Prof. Dr. Koçak, “Bulunduğu bölgenin sosyo-kültürel dokusunu ve dinamiklerini yakından takip eden ülkemiz; bu bölgenin, aktif ve yönlendirici aktörlerinden biri olma potansiyeline sahiptir. Bu nedenle; Ortaasya, Kafkaslar ve Ortadoğu ülkeleri ile ortak tarih ve kültürel mirasa sahip olan ülkemizin; Bölgesinin kalkınmış, uyumlu, adil ve güvenli bir coğrafya haline gelmesinde merkezî roller üstlenmesini ve Geleceğe yönelik projeksiyonlar geliştirmesini, Üniversite olarak bizler de arzulamakta ve desteklemekteyiz. Üniversitemiz, bu hedeflerin gerçekleştirilmesine katkıda bulunmak üzere, bilimsel bir diyalog platformu olarak, ortak aklın inşasına yardımcı olacak çalışmalara destek olmayı sürdürecektir” dedi.

Atatürk Üniversitesi Rektörü Prof. Dr. Hikmet Koçak, Mustafa Kemal Atatürk’ün 1 Kasım 1937 tarihinde Türkiye Büyük Millet Meclisi’nin yasama yılı açılış konuşmasında Doğu Anadolu’da büyük bir üniversite kurulması gereğini ifade etmesiyle Atatürk Üniversitesi’nin kurulması yönündeki ilk adım atıldığını söyledi.

Yıllar sonra Atatürk’ün bu arzusunun yerine getirilmesi doğrultusunda çalışmalara başlandığını ve 1951 yılında TBMM’nde oluşturulan komisyon, üniversitenin Erzurum’da kurulmasını önerdiğini anlatan Prof. Dr.
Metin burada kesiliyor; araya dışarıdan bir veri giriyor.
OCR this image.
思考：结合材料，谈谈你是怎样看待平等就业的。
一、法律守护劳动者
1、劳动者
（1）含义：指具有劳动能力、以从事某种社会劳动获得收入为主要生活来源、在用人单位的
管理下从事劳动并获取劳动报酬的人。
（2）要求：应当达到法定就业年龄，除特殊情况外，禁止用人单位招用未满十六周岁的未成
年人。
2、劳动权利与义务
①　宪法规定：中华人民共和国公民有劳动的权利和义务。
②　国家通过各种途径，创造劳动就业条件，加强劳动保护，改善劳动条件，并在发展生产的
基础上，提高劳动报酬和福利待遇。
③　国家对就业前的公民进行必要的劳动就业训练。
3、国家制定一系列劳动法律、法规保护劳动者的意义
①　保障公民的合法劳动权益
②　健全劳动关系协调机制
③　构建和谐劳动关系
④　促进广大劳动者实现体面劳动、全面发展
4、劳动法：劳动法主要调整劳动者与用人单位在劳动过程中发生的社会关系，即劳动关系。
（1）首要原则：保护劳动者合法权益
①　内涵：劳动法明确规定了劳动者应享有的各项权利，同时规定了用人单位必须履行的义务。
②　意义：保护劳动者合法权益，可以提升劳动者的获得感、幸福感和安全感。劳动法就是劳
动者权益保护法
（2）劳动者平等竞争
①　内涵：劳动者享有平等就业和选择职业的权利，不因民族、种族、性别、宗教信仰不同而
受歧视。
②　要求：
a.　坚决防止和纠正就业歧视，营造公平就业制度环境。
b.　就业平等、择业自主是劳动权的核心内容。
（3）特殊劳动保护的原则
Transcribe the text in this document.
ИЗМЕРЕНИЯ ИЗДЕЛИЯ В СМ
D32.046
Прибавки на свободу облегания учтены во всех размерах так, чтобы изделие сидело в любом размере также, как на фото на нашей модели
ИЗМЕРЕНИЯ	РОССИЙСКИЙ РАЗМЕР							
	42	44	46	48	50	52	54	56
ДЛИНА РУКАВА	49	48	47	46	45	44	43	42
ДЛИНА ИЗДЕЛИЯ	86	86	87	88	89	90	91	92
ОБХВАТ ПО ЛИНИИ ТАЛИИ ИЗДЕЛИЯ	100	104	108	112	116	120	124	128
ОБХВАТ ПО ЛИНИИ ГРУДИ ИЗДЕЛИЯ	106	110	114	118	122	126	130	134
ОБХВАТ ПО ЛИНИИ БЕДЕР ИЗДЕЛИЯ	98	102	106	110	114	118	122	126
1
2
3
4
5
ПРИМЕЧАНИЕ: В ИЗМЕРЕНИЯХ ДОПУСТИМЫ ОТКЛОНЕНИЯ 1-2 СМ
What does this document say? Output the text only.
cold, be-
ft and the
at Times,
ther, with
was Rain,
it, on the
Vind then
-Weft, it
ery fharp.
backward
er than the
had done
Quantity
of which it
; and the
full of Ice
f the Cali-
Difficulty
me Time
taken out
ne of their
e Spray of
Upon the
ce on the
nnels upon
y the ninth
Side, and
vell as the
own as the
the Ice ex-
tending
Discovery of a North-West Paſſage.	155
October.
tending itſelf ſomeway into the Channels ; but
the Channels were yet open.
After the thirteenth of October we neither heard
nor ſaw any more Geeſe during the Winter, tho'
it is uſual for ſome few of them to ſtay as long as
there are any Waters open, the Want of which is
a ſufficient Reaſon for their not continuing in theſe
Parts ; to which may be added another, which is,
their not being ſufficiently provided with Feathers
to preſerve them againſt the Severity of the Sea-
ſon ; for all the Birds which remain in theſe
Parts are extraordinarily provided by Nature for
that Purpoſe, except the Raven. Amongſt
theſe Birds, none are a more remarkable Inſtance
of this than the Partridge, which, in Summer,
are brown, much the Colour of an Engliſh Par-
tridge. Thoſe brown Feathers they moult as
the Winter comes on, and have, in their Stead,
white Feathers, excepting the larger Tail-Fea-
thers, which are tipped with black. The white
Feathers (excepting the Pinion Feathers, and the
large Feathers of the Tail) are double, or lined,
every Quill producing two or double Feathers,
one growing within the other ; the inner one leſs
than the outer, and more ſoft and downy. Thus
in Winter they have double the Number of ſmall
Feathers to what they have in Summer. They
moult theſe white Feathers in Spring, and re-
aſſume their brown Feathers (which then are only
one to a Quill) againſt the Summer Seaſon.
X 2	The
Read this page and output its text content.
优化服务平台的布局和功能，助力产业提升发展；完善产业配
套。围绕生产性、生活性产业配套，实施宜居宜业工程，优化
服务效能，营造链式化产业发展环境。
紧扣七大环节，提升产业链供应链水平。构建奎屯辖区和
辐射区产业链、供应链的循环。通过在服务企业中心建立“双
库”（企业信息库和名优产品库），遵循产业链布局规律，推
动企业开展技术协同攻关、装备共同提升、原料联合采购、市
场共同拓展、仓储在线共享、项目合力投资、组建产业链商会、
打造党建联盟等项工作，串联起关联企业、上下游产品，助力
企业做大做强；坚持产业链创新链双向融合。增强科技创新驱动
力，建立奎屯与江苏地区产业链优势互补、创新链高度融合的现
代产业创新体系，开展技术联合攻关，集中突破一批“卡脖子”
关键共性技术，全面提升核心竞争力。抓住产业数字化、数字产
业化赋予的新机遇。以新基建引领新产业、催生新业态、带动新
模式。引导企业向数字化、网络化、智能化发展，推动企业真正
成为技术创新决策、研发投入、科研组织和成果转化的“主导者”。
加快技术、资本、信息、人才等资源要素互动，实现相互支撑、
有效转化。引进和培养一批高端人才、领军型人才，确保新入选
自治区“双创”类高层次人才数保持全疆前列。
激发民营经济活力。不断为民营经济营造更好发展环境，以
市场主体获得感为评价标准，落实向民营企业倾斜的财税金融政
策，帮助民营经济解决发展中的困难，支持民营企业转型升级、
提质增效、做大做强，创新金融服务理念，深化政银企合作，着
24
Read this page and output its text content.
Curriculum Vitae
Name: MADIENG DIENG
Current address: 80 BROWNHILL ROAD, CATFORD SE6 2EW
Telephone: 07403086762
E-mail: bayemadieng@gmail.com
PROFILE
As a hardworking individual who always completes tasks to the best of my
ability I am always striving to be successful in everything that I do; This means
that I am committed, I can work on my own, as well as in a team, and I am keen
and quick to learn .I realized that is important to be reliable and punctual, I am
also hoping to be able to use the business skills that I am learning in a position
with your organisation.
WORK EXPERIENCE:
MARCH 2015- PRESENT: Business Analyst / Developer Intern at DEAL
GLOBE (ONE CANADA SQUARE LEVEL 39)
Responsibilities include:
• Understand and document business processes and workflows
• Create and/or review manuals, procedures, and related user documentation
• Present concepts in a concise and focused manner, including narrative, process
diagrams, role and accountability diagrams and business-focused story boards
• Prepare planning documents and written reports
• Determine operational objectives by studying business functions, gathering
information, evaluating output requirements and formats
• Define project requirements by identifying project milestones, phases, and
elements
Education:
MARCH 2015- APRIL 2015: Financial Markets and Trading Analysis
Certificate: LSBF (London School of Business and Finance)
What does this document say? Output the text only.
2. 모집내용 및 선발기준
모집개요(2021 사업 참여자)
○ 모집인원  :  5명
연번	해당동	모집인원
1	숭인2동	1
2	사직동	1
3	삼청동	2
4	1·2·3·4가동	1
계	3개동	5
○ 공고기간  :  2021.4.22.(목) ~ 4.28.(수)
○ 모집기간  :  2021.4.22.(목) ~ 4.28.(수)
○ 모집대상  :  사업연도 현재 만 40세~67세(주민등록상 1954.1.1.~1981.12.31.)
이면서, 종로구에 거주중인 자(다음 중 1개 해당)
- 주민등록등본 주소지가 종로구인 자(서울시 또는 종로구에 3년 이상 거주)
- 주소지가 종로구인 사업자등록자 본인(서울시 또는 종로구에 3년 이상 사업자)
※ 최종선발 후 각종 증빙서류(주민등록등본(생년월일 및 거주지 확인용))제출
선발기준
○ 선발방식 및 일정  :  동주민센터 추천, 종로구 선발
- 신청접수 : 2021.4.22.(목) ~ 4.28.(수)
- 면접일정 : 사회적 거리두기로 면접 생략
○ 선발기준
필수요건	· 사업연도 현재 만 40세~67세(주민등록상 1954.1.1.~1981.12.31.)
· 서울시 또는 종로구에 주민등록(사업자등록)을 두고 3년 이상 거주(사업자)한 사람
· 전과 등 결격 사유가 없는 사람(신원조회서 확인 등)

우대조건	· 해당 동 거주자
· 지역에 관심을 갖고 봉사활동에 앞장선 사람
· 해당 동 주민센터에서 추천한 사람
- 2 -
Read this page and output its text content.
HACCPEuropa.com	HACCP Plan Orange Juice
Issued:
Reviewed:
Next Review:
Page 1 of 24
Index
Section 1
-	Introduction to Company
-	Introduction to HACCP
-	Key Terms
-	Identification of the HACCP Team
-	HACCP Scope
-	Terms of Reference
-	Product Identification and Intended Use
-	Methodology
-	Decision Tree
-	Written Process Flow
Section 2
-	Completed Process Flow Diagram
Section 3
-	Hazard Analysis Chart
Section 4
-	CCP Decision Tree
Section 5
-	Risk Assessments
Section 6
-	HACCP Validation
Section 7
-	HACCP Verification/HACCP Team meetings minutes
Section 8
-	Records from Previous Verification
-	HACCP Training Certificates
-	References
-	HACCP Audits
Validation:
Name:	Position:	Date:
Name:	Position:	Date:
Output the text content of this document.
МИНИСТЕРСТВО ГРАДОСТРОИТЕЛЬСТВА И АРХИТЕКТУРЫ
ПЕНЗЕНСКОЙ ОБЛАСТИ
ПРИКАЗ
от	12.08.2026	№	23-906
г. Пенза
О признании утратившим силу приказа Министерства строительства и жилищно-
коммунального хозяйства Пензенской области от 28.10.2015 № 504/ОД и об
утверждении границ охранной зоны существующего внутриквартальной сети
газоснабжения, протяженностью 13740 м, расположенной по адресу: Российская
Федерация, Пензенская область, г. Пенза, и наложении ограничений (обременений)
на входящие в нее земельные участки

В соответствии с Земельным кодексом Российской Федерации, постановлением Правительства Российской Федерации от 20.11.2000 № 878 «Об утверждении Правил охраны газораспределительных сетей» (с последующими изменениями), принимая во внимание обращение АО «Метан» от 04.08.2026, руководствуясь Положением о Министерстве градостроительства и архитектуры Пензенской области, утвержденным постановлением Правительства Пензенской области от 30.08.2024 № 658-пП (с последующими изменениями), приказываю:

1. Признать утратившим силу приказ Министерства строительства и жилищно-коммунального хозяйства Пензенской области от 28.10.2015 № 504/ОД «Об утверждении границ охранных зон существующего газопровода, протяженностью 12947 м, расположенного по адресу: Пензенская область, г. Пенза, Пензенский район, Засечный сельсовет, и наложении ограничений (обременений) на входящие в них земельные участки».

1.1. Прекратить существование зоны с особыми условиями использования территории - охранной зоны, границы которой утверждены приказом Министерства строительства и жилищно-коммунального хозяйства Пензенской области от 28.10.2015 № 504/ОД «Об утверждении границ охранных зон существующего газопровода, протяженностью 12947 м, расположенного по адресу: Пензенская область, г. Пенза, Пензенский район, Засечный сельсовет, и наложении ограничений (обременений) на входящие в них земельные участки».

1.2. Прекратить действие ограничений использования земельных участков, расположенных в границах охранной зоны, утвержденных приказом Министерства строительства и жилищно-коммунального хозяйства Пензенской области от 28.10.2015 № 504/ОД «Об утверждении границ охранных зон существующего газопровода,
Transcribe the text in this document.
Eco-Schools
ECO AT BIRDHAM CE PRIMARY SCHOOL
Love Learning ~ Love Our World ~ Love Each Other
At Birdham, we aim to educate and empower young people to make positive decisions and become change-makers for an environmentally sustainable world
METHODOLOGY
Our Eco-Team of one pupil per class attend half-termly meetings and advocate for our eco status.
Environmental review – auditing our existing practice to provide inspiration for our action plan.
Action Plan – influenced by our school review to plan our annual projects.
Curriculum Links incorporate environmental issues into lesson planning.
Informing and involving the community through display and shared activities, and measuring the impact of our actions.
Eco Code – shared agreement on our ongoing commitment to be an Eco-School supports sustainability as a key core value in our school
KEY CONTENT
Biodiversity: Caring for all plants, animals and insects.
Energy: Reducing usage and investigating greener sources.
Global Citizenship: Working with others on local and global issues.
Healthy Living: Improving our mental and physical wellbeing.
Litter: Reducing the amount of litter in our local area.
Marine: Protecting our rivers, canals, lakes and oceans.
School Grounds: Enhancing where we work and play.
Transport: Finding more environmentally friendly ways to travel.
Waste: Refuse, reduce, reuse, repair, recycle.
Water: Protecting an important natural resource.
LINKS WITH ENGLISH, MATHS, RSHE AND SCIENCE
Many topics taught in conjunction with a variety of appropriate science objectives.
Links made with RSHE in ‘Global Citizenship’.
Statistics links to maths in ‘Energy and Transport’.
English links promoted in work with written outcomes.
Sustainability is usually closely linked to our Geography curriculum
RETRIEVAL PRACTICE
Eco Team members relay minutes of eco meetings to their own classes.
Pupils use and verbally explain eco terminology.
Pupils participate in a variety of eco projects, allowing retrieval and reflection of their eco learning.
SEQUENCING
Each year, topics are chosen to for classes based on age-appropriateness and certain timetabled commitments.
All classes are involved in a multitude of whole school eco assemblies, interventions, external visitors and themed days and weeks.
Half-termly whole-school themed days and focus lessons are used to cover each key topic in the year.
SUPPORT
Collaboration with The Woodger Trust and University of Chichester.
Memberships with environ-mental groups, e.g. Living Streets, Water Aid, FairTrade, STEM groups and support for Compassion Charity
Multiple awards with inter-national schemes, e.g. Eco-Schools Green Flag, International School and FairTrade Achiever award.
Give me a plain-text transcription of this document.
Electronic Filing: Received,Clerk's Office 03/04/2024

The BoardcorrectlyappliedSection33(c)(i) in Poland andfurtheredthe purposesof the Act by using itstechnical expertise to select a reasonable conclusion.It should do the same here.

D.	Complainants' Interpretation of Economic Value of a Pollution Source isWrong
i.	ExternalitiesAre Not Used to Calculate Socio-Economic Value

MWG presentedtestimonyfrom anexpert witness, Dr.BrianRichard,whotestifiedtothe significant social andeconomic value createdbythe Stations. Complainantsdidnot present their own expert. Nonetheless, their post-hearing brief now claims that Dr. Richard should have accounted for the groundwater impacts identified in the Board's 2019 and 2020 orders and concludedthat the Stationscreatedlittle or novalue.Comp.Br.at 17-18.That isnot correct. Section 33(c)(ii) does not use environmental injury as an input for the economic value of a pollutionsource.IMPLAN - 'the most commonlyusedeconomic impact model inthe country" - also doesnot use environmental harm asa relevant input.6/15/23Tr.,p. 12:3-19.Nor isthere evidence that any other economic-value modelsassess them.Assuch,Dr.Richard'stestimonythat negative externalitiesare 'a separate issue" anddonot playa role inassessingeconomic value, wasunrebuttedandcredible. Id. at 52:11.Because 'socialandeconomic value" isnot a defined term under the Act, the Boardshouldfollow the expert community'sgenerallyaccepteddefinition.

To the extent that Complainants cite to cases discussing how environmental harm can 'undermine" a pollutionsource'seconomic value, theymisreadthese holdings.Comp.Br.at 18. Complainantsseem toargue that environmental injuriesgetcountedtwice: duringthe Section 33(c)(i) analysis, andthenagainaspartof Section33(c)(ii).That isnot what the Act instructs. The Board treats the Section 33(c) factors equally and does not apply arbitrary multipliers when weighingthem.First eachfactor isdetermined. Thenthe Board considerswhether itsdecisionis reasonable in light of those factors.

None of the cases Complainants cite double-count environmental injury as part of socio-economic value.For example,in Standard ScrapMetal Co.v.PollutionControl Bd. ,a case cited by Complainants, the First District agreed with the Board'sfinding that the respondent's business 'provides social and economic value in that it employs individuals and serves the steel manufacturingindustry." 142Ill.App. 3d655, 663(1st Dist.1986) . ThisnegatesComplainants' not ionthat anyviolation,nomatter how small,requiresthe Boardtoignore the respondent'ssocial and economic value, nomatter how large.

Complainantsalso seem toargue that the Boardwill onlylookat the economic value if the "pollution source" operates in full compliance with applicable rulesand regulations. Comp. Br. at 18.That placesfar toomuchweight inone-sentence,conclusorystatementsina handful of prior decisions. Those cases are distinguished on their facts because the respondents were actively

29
Koçak, “20 Mart 1954 tarihinde kabul edilen kanunla, üniversitenin adının “Atatürk Üniversitesi” olması kararlaştırılmış ve 07 Haziran 1957 tarihinde ilgili kanunun yürürlüğe girmesiyle Üniversitemiz kurulmuştur” dedi.

Prof. Dr. Koçak, Cumhuriyet’in temel değerleri ve Atatürk ilkeleri doğrultusunda çağdaş, demokratik ve katılımcı eğitim uygulamalarını gerçekleştiren Atatürk Üniversitesi’nin bilimselliği, yeniliğe açık olmayı, ulusal ve evrensel değerlere bağlılığı, liyakate değer vermeyi, emeğe saygıyı, başarıyı takdir etmeyi, kaynakları etkin kullanmayı, özgürlükten yana olmayı, insan hakları ve düşünce farklılıklarına saygı göstermeyi ilke edindiğini belirtti.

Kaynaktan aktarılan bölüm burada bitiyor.